Hi, we run a SaaS service based on WordPress Multisite and Woocommerce and unfortunately we are hosted by SiteGround. We have about 500 subsites and we run on a Cloud dedicated with this setup:
8 CPUs
34 GB RAM
100 GB SSD
We optimized all the content and scripts that can be optimized and, during the day (when users use the service) we run at 25/30% server capacity with about 10.000 visits per day.
Everything works fine until their auto-backup tool starts (Schedule you can’t avoid, even on managed hosting). So we scheduled it at night (from 1:30 UTC) and it takes about 2 hours to be done. Site starts giving 500 Errors when backup reaches database and server goes down, causing all the connected services to fail (like cron, etc).
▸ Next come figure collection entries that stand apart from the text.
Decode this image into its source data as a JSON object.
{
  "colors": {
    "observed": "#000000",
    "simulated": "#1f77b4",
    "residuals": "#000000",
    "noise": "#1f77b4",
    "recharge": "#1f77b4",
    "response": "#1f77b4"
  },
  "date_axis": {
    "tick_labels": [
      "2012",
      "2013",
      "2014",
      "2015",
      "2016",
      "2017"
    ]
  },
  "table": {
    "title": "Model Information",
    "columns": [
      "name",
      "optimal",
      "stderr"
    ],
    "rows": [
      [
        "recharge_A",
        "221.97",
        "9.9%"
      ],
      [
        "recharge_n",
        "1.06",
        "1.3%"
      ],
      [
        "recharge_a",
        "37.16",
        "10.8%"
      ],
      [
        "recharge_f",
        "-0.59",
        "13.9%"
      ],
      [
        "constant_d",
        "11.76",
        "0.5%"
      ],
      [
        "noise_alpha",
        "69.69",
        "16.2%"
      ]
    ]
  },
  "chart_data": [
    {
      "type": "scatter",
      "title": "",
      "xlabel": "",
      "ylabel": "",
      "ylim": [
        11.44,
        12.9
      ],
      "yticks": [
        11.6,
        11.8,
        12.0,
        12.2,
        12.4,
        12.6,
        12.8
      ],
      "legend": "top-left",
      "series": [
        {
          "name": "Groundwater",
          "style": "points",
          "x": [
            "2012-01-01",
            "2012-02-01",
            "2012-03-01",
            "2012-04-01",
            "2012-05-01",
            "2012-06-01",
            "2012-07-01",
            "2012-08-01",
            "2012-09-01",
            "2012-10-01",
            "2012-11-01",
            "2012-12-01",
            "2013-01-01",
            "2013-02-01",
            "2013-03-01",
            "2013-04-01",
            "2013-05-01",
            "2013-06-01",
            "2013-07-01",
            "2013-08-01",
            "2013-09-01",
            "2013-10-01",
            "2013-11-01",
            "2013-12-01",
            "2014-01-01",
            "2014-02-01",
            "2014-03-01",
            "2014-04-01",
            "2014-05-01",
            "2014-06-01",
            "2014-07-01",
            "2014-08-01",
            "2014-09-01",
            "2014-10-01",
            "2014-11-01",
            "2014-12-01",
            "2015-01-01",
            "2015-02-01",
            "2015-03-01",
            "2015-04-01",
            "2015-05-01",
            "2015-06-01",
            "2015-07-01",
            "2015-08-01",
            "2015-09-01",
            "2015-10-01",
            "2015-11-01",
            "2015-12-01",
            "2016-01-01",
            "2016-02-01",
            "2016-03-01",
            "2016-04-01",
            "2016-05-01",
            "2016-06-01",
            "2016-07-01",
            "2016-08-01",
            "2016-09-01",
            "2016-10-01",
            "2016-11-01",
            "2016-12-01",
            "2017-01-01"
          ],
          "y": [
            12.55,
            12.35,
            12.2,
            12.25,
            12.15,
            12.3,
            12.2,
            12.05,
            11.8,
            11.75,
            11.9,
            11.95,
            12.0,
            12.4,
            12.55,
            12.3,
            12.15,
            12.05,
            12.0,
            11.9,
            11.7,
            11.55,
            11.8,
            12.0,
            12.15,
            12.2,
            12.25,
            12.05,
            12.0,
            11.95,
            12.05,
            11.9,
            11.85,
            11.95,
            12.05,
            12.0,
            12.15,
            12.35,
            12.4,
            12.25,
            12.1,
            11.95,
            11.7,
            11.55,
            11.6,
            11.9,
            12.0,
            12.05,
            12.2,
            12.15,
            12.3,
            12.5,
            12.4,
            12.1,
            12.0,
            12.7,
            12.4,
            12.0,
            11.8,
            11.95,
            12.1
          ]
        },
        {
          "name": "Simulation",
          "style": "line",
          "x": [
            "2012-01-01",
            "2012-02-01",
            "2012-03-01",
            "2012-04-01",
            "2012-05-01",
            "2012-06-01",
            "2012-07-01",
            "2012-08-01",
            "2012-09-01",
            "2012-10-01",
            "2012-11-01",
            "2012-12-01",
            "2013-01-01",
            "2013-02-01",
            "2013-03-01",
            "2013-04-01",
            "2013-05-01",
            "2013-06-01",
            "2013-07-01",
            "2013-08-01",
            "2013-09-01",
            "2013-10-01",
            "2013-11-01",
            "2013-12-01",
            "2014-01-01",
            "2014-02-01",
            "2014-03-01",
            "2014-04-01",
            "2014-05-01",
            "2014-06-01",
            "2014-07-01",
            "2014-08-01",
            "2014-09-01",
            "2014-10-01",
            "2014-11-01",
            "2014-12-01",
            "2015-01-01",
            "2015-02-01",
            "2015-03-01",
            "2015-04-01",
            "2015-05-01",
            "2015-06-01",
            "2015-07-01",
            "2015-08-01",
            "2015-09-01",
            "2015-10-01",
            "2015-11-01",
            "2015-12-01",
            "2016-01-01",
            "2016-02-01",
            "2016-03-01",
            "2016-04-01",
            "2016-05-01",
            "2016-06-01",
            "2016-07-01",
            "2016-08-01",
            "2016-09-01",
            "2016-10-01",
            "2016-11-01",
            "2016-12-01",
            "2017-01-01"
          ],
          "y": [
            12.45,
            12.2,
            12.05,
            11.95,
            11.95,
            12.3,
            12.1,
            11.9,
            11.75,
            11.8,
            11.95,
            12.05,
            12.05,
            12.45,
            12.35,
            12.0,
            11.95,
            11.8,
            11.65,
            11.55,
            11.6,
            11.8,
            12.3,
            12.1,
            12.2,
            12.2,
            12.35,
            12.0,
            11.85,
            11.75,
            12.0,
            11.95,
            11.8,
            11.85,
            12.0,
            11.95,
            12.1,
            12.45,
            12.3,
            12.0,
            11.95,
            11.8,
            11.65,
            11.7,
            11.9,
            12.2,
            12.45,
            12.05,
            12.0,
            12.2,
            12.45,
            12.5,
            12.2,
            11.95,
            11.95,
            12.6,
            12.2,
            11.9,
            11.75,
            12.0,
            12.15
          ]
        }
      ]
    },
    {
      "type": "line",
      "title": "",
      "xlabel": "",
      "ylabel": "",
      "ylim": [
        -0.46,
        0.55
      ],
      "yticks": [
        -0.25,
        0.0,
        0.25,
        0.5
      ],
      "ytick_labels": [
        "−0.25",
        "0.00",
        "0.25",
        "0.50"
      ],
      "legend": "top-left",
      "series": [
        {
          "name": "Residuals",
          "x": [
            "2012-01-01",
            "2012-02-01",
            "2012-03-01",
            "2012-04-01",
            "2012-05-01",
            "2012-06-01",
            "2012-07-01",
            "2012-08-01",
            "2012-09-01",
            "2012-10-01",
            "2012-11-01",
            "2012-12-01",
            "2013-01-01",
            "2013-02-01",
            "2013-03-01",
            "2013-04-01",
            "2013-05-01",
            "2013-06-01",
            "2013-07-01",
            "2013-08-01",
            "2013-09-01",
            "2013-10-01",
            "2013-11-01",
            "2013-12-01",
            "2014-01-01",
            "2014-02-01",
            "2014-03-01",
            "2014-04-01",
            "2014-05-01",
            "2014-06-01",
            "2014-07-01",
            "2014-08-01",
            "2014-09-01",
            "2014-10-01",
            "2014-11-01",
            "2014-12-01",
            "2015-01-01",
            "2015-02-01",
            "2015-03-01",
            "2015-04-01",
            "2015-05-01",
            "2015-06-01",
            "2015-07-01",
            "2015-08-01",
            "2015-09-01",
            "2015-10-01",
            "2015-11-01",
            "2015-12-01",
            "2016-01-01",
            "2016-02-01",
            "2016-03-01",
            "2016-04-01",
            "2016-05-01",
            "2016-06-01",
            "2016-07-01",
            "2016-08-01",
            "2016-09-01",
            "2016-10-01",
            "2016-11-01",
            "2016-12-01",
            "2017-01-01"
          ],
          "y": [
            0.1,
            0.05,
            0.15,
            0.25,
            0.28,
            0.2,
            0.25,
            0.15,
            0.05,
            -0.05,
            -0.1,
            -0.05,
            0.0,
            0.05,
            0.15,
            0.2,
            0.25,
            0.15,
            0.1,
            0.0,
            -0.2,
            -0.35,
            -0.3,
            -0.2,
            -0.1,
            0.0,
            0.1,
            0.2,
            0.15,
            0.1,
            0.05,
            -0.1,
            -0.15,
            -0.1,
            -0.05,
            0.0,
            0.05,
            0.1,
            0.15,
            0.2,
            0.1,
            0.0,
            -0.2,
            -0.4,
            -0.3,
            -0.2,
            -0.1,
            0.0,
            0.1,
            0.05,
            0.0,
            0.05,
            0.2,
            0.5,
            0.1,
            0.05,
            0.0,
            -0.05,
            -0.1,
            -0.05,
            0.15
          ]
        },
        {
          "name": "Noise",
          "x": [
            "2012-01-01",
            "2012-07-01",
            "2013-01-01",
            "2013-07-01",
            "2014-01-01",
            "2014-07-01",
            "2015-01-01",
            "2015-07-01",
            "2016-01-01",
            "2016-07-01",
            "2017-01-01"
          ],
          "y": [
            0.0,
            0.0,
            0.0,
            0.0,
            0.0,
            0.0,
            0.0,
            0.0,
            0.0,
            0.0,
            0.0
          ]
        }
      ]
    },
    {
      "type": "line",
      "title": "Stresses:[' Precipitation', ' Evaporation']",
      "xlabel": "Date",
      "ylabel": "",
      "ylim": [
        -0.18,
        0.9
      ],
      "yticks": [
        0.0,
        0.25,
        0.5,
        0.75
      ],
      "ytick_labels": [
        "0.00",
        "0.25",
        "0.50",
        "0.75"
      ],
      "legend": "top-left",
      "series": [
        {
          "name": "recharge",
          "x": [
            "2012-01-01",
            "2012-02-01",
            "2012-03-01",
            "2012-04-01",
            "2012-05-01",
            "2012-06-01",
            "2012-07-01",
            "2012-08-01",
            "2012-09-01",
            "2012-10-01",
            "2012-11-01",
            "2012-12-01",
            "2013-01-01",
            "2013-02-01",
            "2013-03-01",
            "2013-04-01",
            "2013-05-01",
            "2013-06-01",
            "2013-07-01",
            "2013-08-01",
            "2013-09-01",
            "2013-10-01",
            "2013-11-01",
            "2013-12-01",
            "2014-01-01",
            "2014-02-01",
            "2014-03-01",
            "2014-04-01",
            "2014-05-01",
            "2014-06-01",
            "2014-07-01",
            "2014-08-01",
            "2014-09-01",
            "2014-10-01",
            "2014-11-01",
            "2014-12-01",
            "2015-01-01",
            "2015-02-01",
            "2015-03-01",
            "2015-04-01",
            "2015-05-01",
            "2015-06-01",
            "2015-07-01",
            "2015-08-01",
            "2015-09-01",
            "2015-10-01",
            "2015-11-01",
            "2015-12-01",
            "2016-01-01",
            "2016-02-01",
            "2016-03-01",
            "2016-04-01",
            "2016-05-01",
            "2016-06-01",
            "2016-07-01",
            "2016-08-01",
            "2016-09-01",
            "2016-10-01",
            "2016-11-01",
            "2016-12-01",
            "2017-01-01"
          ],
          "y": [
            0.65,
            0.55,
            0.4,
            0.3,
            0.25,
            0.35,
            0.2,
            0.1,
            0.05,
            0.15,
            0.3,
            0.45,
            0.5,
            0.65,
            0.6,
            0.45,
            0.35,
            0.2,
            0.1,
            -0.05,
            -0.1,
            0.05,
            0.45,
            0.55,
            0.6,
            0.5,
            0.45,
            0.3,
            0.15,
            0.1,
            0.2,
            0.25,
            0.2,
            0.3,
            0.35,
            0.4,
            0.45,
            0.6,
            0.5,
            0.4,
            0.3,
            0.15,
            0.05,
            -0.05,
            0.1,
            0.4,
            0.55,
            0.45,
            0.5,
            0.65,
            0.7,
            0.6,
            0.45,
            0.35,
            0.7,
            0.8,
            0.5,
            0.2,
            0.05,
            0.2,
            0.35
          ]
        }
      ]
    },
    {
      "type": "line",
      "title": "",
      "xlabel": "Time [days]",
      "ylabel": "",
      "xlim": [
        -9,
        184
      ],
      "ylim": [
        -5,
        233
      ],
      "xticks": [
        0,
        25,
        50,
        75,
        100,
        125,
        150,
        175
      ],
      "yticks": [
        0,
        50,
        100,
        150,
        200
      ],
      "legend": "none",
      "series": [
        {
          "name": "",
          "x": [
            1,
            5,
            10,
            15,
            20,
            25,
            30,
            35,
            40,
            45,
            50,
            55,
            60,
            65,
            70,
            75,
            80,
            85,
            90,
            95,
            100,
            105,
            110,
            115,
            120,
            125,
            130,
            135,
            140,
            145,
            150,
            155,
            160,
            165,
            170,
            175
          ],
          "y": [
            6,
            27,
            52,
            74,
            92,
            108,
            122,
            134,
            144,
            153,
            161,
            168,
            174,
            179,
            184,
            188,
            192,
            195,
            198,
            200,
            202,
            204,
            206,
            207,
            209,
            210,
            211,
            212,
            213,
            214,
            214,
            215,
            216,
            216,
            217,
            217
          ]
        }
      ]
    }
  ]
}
Server is overloaded for a lot of time, for about 7/8 hours. We can re-start the service usually at 8/9 in the morning. This is clearly not acceptable.From our WPMUdev dashboard we have 78% uptime lol.
After submitting various tickets they told us to reduce DB size because that was the issue. Server got overloaded when trying to backup mySQL server. So we run optimization via WP Cli and reduced DB size from 9GB to 1.6GB, which is, honestly, an adequate size for a wpmu with 500 woocommerce subsites. They keep saying that our mySQL is too huge and that’s te issue, but we have a very powerful server setup, is it possible to really be a 1.6GB mySQL to cause all these issues?
Here’s their final answer:
Indeed during backup generation the website starts displaying database errors and 500 ISE errors. The reason for that is due to the fact that during backup generation or should I say during database dump, the database is locking its tables:
| 581 | up9wqa9qzzs5k | localhost:46468 | dbkjz5p97rxey7 | Query | 95 | Waiting for table metadata lock | INSERT INTO hxl_406_woocommerce_sessions (<code>session_key</code>, <code>session_value</code>, <code>session_expiry</code>) VALUES ( | 0 | 0 |
This is an example query which is being stuck and piling up in the MySQL. Now, since it takes a lot of time for the backup to dump your database, for the entirety of the time the tables remain locked and the processes are unable to execute properly which is why the 500 ISE errors are happening. Practically, the entire issue here is caused by the fact that the database is too large and it takes way too much time for the backup creation tool to dump it.
I’m writing here because we optimized everything with your services and they are perfect, so, have you got any advice for us? Can the db be further optimized or we should look for another hosting provider? I’m not a system administrator, but it is difficult to understand how a 1.6GB mySQL server can crash a 34GB/8CPU server at night with no traffic.